Radisson’s expansion in North Africa

Radisson Hotel Group has set a record in its North African expansion, with the signing of nine hotels, to date this year. In response to the need for independent hotel owners to gain further brand exposure and consumer confidence, the group launched a new brand, Radisson Individuals.

This has boosted the Group’s North Africa portfolio, comprising of the Maghreb countries along with Libya and Egypt, to over 30 hotels in operation and under development, placing them firmly on track to reach over 50 hotels by 2025.

Alban Mabille de Poncheville, Director, Development, North Africa, Radisson Hotel Group says, “We are delighted to be leading the market in North African hotel expansion, setting a record for ourselves and the industry. Our flagship brand, Radisson Blu, has been one of the leading brands in the region and as we continue to grow and diversify across North Africa, we look forward to capitalising on our brand name and introducing new brands in the area such as Radisson, in the upscale segment and Radisson Collection, our entry level luxury brand. The market has shown a great potential in various segments but also in different product types, from resorts to city hotels but also serviced apartments and boutique hotel offerings. We aim to further accelerate our presence across all North African countries and key cities, and also expand in new touristic areas.”

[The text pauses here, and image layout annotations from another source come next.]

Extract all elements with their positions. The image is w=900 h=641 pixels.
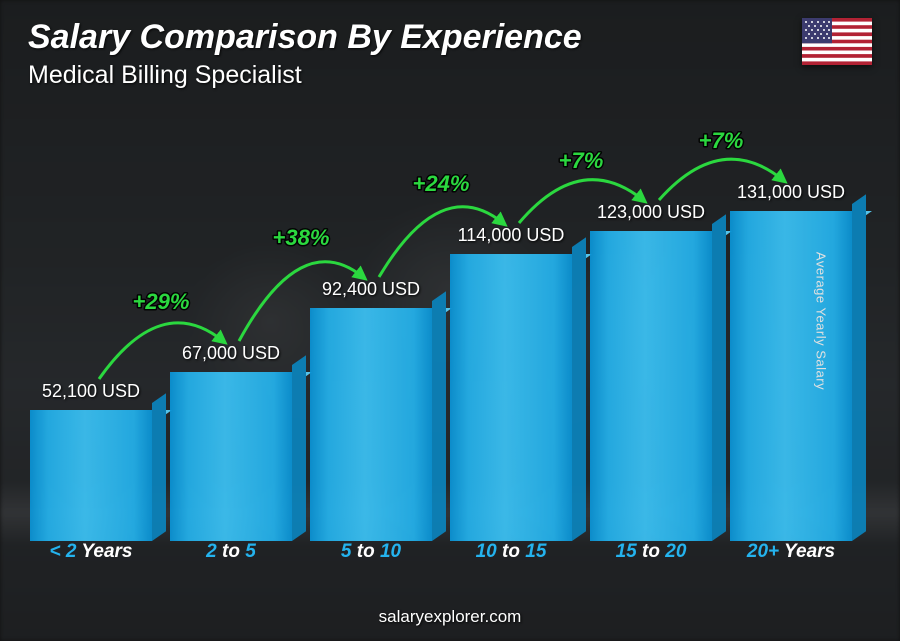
source-credit: salaryexplorer.com (0, 607, 900, 627)
chart-title: Salary Comparison By Experience (28, 18, 872, 57)
bar-slot: 114,000 USD (450, 225, 572, 541)
bar-value-label: 52,100 USD (42, 381, 140, 402)
x-axis-labels: < 2 Years 2 to 5 5 to 10 10 to 15 15 to 20 20… (30, 541, 852, 571)
category-label: 20+ Years (730, 541, 852, 571)
bar (310, 308, 432, 541)
country-flag-icon (802, 18, 872, 65)
bar-chart: +29%+38%+24%+7%+7% 52,100 USD67,000 USD9… (30, 105, 852, 571)
infographic: Salary Comparison By Experience Medical … (0, 0, 900, 641)
bar-value-label: 131,000 USD (737, 182, 845, 203)
bar (170, 372, 292, 541)
category-label: 2 to 5 (170, 541, 292, 571)
bar (590, 231, 712, 541)
bar-slot: 123,000 USD (590, 202, 712, 541)
header: Salary Comparison By Experience Medical … (28, 18, 872, 90)
chart-subtitle: Medical Billing Specialist (28, 61, 872, 90)
category-label: 10 to 15 (450, 541, 572, 571)
category-label: 15 to 20 (590, 541, 712, 571)
category-label: < 2 Years (30, 541, 152, 571)
bar-value-label: 114,000 USD (458, 225, 565, 246)
bar (30, 410, 152, 541)
bar-value-label: 123,000 USD (597, 202, 705, 223)
bar-value-label: 67,000 USD (182, 343, 280, 364)
bar (450, 254, 572, 541)
category-label: 5 to 10 (310, 541, 432, 571)
bar-slot: 92,400 USD (310, 279, 432, 541)
bars-container: 52,100 USD 67,000 USD 92,400 USD 114,000 US… (30, 105, 852, 541)
bar-slot: 67,000 USD (170, 343, 292, 541)
bar-slot: 131,000 USD (730, 182, 852, 541)
y-axis-label: Average Yearly Salary (813, 251, 828, 389)
bar-value-label: 92,400 USD (322, 279, 420, 300)
bar (730, 211, 852, 541)
bar-slot: 52,100 USD (30, 381, 152, 541)
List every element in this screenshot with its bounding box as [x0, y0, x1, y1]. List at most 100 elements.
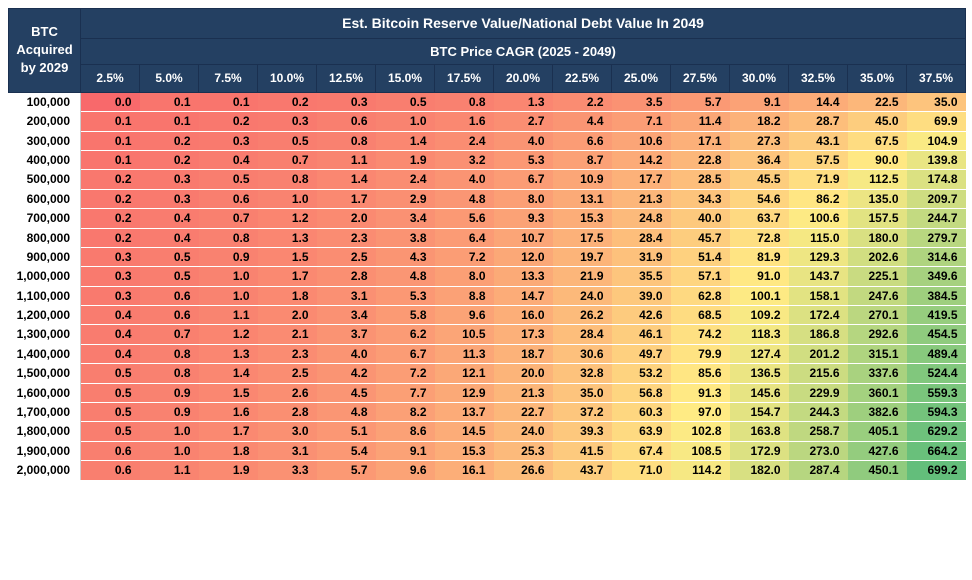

Mabille de Poncheville adds, “This initiative further demonstrates the ability for our group to provide solutions that not only supports our partners but also reflects our focus on conversions with a tailored offering which provides all the benefits of our network and scale with limited pre-requisites.”

The results of the pandemic have shown two major trends: the resilience of serviced apartments across the industry and the rapid growth of leisure and domestic demand. The Group’s recent signings respond to those trends and cements their future.  “Conversions have and will continue to remain a priority in our expansion strategy, especially post-pandemic, as there is less liquidity for newer developments. We, therefore, seek to form wider partnerships and strategic ventures with local or regional chains and forge ahead with our city scale and critical mass strategy,” says Mabille de Poncheville.